Le marché du véhicule à l’heure des quotas des kits d’assemblage : Vers des véhicules plus chers et moins disponibles

Le marché du véhicule à l’heure des quotas des kits d’assemblage : Vers des véhicules plus chers et moins disponibles

Par K. Remouche

Analysée au plan politique, la décision arrêtée par le gouvernement Bedoui d’imposer des quotas dans le montage de véhicules, c’est-à-dire limiter l’importation de kits destinés à l’assemblage de voitures pour préserver les réserves de change du pays, s’avère inappropriée. Pour Mohamed Kessel, expert financier très au fait du dossier automobile, « ce n’est pas à un gouvernement provisoire d’opter pour une telle mesure». «L’Exécutif est chargé de gérer les affaires courantes et non de prendre des mesures aussi importantes dont les retombées seront perceptibles dans un an, voire plusieurs années », ajoute-t-il. « Je comprends le problème de balance de paiement auquel fait face le gouvernement actuel, mais ce n’est pas avec de telles mesures administratives qu’on surmontera cette difficulté ».

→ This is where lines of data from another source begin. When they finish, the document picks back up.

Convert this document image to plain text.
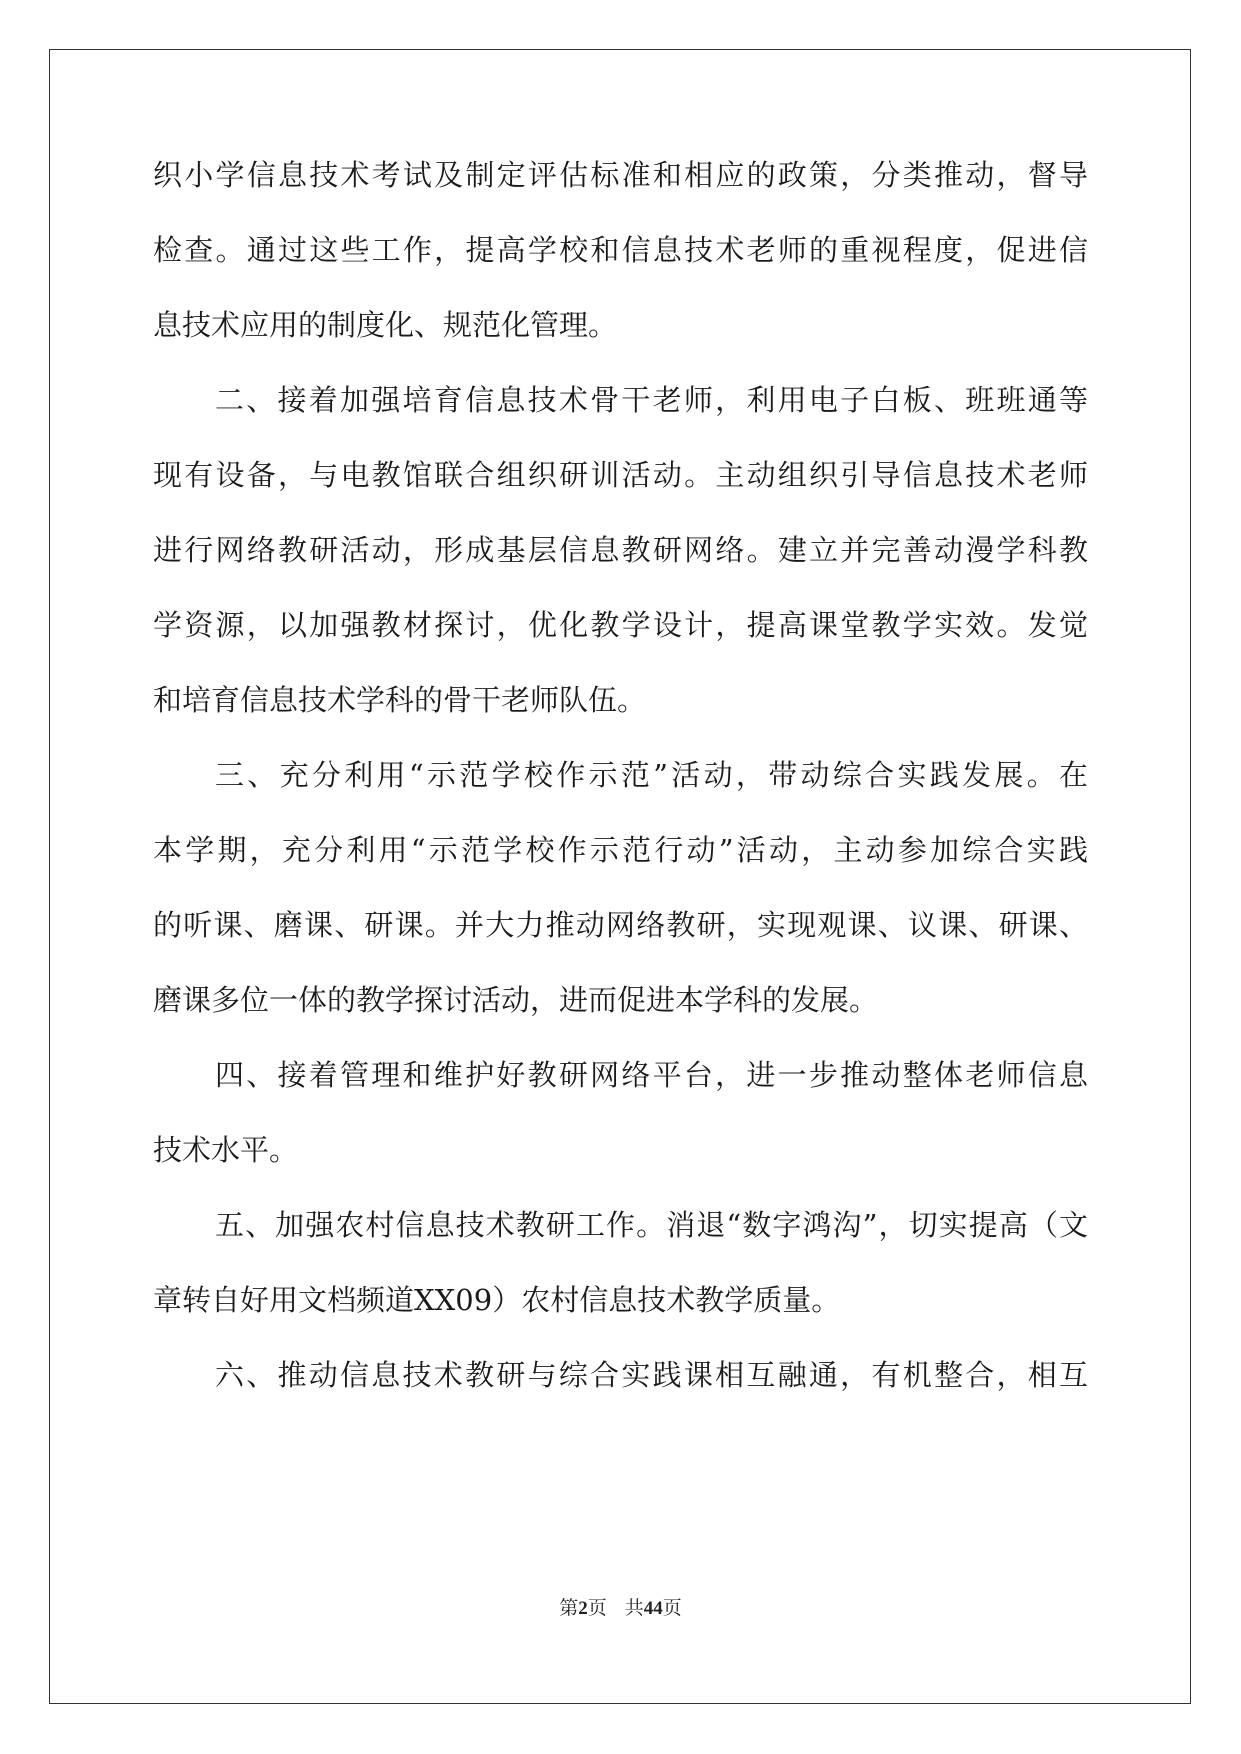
织小学信息技术考试及制定评估标准和相应的政策，分类推动，督导
检查。通过这些工作，提高学校和信息技术老师的重视程度，促进信
息技术应用的制度化、规范化管理。
二、接着加强培育信息技术骨干老师，利用电子白板、班班通等
现有设备，与电教馆联合组织研训活动。主动组织引导信息技术老师
进行网络教研活动，形成基层信息教研网络。建立并完善动漫学科教
学资源，以加强教材探讨，优化教学设计，提高课堂教学实效。发觉
和培育信息技术学科的骨干老师队伍。
三、充分利用“示范学校作示范”活动，带动综合实践发展。在
本学期，充分利用“示范学校作示范行动”活动，主动参加综合实践
的听课、磨课、研课。并大力推动网络教研，实现观课、议课、研课、
磨课多位一体的教学探讨活动，进而促进本学科的发展。
四、接着管理和维护好教研网络平台，进一步推动整体老师信息
技术水平。
五、加强农村信息技术教研工作。消退“数字鸿沟”，切实提高（文
章转自好用文档频道XX09）农村信息技术教学质量。
六、推动信息技术教研与综合实践课相互融通，有机整合，相互
第2页 共44页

En un mot, le spécialiste qualifie cette décision «d’illégitime». Il est clair, selon lui, que cette mesure aura pour impact une augmentation des prix des véhicules, une rareté du produit et une baisse d’activité dans le secteur automobile. Autrement dit, le système des quotas appliqué au véhicule risque de générer la perte de milliers d’emplois. Autre conséquence : la mesure représente un frein au développement de la sous-traitance automobile en Algérie. En effet, elle empêche la constitution d’une taille critique, le montage d’au moins 400 000, voire 1 million de véhicules, en Algérie pour que les équipementiers des constructeurs puissent envisager de s’installer en Algérie et produire les composants de voitures localement. Au lieu de cette décision, le spécialiste suggère une régulation de l’activité de manière intelligente. Cette régulation par le marché passe par la mise en œuvre de solutions plus judicieuses.

En premier lieu, maintenir la pression sur les producteurs locaux de véhicules en vue d’atteindre un taux d’intégration de 40%. Ce niveau devrait être atteint pas au-delà d’un an, suivant la règle : plus le fabricant avance dans l’intégration plus il bénéficie d’un quota plus important de kits. Pour le spécialiste, il est temps que la peinture et l’emboutissage soient effectués dans les usines de montage en Algérie, ce qui ferait progresser de manière significative le taux d’intégration. La solution intégration est la voie royale pour mettre à la disposition des citoyens des véhicules moins chers et pour réduire la facture importation de kits. En second lieu, réinstaurer la TVA et les droits de douane pour les intrants importés. Supposons que la coque au lieu d’être faite localement est importée, le producteur devra payer la TVA et des droits de douane pour pouvoir l’acheter à l’étranger. Une incitation, en somme, pour produire localement les intrants.

Exit donc l’exonération de taxes pour les entreprises locales qui se lancent dans le montage automobile. En troisième lieu, il convient de réinstaurer les importations, mais le véhicule acheté à l’étranger sera soumis à un droit de douane de 100% en cas de véhicule à faible consommation d’essence et 200 à 300% pour les véhicules énergivores. En cinquième lieu, exiger des producteurs locaux un quota, par exemple, de 20 à 40% de véhicules montés en Algérie destinés à l’exportation. Quant à la surfacturation, qui expliquerait que le véhicule importé est, aujourd’hui, plus cher que le produit monté localement, selon plusieurs observateurs de la scène économique, l’intégration permettrait d’endiguer le phénomène. Autre solution pour empêcher la surfacturation dans ce domaine, les pouvoirs publics devraient voir à quels prix les maisons mères cèdent aux autres clients les kits ou éléments entrant dans le montage du produit et non fabriqués localement. L’autre mesure guère judicieuse est la décision d’importer des véhicules de moins de trois ans.

Cette solution encourage, selon lui, le marché noir de la devise et du coup entraînera une perte importante de la valeur du dinar. Optimiste, «il ajoute que le marché algérien pourrait être un eldorado pour les constructeurs automobiles pour peu que les pouvoirs publics maintiennent le cap de l’intégration. En effet, avec les complexes sidérurgiques d’Oran de Tosyali et de Bellara, l’acier pour véhicule sera fabriqué sur place. Or, l’industrie sidérurgique a pour particularité de compter dans le process de production dans une forte proportion sur la matière première énergie. Du coup, eu égard au faible coût de l’énergie en Algérie, l’acier pour véhicule fabriqué localement sera de ce fait le plus compétitif en Afrique du Nord », soutient-il.